I’ve been tinkering with a lovely software tool, the 3D Virtual Embryo, which you can down download from ANISEED (Ascidian Network of In Situ Expression and Embryological Data). Yes, you: it’s free, it runs under Java, and you can get the source and versions compiled for Windows, Linux, and Mac OS X. It contains a set of data on ascidian development—cell shapes, gene expression, proteins, etc., all rendered in 3 dimensions and color, and with the user able to interact with the data, spinning it around and highlighting and annotating. It’s beautiful!
Unfortunately, as I was experimenting with it, it locked up on me several times, so be prepared for some rough edges. I’m putting it on my list of optional labs for developmental biology—3-D visualization of morphological and molecular data is one of those tools that are going to be part of the future of embryology, after all—but it isn’t quite reliable enough for general student work. At least not in my hands, anyway. If one of my students were to work through the glitches and figure out how to avoid them, though, it could be a useful adjunct to instruction in chordate development.
If you want to play with it, I’ll give you a quick overview of what’s going on in the dataset. A paper by Munro et al. has used these kinds of data to summarize key events in the transformation of a spherical ball of cells into an elongate, swimming tadpole larva.
Ciona is a tunicate, a marine invertebrate chordate, that in its adult form is a kind of sessile barrel-shaped blob called a sea squirt that attaches to a substrate and spends its life filter-feeding. As an embryo, though, it rapidly forms a tadpole shaped larva that displays its chordate affinities: it has a notochord, and gill slits, and a long post-anal tail, and a dorsal nerve cord. It uses these features to swim, as a dispersal apparatus, before settling down and metamorphosing into the adult form.

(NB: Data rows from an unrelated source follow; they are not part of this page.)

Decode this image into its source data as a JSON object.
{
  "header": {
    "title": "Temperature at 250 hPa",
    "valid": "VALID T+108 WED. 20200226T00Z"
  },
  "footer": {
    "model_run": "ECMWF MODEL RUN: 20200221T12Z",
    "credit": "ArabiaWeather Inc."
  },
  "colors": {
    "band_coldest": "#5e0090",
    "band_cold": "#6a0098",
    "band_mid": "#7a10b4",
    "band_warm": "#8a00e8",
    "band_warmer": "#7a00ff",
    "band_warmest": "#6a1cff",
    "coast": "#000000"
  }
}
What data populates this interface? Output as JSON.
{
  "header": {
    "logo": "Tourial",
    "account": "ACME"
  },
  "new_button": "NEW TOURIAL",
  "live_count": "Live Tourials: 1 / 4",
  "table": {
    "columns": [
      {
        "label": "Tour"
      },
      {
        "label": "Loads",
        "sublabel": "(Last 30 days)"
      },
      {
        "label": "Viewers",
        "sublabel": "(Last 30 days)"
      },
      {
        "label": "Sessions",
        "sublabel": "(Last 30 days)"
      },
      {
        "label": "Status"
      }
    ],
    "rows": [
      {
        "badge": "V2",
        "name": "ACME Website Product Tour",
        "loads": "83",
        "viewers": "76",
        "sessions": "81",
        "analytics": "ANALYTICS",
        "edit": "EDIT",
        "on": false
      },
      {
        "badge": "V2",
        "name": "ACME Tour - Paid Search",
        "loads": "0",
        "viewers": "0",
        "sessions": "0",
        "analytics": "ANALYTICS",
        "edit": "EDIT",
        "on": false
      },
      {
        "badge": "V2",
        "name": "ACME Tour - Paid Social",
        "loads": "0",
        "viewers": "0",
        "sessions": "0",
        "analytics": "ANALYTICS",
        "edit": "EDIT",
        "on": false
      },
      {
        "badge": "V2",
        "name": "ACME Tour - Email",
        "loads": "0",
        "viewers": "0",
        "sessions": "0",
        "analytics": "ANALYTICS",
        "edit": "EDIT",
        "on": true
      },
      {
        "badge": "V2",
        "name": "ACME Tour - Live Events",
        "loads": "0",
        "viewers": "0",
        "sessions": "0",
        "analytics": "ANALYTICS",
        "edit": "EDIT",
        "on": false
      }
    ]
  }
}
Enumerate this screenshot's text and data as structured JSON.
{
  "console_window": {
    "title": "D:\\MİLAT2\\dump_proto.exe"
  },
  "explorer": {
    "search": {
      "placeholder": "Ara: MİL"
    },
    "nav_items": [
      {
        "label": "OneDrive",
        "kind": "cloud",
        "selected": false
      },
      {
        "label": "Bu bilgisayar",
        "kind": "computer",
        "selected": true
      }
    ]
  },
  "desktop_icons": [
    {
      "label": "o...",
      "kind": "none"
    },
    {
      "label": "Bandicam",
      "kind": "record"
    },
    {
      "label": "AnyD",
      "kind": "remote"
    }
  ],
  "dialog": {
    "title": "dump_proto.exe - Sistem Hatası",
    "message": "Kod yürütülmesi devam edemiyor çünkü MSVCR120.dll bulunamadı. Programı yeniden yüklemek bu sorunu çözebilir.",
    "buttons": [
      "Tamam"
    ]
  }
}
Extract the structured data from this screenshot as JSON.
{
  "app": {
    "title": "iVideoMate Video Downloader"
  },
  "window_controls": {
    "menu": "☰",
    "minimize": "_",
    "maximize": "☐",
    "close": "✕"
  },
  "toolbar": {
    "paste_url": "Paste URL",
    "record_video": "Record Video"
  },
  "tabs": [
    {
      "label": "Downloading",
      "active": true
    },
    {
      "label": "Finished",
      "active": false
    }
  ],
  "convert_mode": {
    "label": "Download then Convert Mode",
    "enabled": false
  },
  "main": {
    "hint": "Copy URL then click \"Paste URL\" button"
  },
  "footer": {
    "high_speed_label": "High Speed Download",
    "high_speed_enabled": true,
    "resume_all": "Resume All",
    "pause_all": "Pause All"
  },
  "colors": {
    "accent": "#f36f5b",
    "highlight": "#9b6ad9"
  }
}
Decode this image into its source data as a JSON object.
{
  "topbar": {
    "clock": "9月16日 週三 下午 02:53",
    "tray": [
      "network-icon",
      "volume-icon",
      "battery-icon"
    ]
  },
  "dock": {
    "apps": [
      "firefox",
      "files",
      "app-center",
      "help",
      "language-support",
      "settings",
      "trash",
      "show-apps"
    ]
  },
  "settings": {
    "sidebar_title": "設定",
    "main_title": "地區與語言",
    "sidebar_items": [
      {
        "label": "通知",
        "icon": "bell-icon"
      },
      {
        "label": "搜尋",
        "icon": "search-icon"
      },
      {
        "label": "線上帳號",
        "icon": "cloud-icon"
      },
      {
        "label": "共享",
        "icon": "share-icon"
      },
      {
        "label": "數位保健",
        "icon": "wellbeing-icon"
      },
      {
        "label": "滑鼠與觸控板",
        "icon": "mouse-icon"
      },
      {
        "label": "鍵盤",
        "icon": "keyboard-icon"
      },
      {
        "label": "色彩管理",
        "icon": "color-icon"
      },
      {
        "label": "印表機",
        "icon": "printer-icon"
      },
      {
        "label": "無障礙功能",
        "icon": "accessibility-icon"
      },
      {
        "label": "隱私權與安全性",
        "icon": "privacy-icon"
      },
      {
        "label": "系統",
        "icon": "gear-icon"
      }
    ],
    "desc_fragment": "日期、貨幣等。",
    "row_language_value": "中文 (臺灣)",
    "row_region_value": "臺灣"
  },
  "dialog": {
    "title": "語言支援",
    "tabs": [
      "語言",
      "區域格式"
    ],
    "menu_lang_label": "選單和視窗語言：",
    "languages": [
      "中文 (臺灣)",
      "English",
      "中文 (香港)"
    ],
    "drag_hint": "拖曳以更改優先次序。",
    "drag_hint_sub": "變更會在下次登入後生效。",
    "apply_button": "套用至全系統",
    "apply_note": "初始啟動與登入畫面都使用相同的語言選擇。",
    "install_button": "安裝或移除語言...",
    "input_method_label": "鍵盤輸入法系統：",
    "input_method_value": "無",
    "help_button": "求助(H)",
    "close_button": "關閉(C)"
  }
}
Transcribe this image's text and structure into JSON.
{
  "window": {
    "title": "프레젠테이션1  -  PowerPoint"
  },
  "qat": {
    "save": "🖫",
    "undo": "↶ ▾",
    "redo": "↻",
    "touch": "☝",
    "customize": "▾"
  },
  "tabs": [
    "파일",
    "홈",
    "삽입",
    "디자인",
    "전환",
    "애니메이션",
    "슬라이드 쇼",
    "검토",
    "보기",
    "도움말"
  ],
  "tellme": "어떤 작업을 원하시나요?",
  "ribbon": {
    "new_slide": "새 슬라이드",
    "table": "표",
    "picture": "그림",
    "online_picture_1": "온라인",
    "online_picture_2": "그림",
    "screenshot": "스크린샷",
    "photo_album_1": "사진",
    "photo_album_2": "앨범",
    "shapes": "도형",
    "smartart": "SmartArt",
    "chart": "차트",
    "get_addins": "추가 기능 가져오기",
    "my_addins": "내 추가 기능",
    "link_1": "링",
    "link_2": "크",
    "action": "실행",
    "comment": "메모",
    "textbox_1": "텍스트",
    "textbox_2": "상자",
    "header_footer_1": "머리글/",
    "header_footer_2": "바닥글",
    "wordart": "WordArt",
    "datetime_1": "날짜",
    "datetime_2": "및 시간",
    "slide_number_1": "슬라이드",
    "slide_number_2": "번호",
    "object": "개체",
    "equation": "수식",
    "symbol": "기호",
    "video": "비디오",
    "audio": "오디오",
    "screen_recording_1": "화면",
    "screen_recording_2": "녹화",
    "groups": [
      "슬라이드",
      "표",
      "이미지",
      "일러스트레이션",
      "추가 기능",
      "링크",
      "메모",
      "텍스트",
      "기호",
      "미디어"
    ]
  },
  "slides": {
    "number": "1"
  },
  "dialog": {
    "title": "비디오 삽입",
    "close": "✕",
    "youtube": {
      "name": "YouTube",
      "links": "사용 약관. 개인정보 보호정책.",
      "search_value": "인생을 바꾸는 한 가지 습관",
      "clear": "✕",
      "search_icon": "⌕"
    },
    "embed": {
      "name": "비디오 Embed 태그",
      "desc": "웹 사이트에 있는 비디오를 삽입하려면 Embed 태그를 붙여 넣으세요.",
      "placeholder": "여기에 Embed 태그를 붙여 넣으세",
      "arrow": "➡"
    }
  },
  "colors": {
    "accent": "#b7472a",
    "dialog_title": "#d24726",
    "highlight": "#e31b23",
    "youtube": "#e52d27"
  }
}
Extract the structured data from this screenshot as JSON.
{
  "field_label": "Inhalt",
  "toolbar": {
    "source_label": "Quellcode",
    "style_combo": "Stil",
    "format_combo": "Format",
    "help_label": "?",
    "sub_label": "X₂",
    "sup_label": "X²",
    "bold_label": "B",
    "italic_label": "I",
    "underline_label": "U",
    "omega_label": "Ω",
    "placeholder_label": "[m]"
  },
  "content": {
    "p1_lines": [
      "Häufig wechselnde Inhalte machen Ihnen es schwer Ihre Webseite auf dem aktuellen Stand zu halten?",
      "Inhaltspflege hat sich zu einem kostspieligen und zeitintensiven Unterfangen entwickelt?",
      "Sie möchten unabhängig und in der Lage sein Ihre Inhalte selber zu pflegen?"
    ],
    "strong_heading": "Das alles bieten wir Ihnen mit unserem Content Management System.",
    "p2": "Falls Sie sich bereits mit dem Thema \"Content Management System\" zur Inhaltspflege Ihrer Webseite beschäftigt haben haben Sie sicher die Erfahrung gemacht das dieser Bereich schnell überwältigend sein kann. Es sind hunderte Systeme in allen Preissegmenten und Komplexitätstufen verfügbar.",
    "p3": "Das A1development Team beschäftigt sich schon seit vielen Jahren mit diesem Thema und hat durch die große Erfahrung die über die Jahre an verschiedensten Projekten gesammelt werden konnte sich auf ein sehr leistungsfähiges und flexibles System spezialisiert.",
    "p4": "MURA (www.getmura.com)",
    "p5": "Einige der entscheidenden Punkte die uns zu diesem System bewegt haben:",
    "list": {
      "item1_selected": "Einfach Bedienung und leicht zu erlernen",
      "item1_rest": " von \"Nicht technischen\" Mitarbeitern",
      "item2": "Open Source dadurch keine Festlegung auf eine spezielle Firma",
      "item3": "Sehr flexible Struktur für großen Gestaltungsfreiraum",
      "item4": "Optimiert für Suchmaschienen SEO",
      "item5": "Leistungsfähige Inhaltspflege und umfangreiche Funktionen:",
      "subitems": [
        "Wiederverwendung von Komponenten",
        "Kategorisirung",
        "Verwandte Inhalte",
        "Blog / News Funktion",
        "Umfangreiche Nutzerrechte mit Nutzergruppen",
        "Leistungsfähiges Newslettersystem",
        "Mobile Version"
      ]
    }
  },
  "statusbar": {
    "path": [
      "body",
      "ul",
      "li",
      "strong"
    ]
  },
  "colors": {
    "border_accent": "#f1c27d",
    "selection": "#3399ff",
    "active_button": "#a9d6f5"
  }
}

Their development is different from ours in some significant ways. They exhibit an invariant, stereotyped pattern of cleavages, with a mosaic pattern of development in which each newly divided cell is assigned to a specific and relatively inflexible fate. Each cell has a specific and predictable lineage, which has been a real boon to embryologists since Conklin described them in 1905—you can recognize each cell in the embryo, give it a name, follow what it does, experiment on it, and ask what tissues it will generate. The cells also have different distributions of pigment, so even at the turn of the last century it was relatively easy to follow their development; it was as if they came with a colored label.
The diagram below shows some of the stages. As you can see, the divisions can be asymmetric, and shape and size are also indicators of cell identity.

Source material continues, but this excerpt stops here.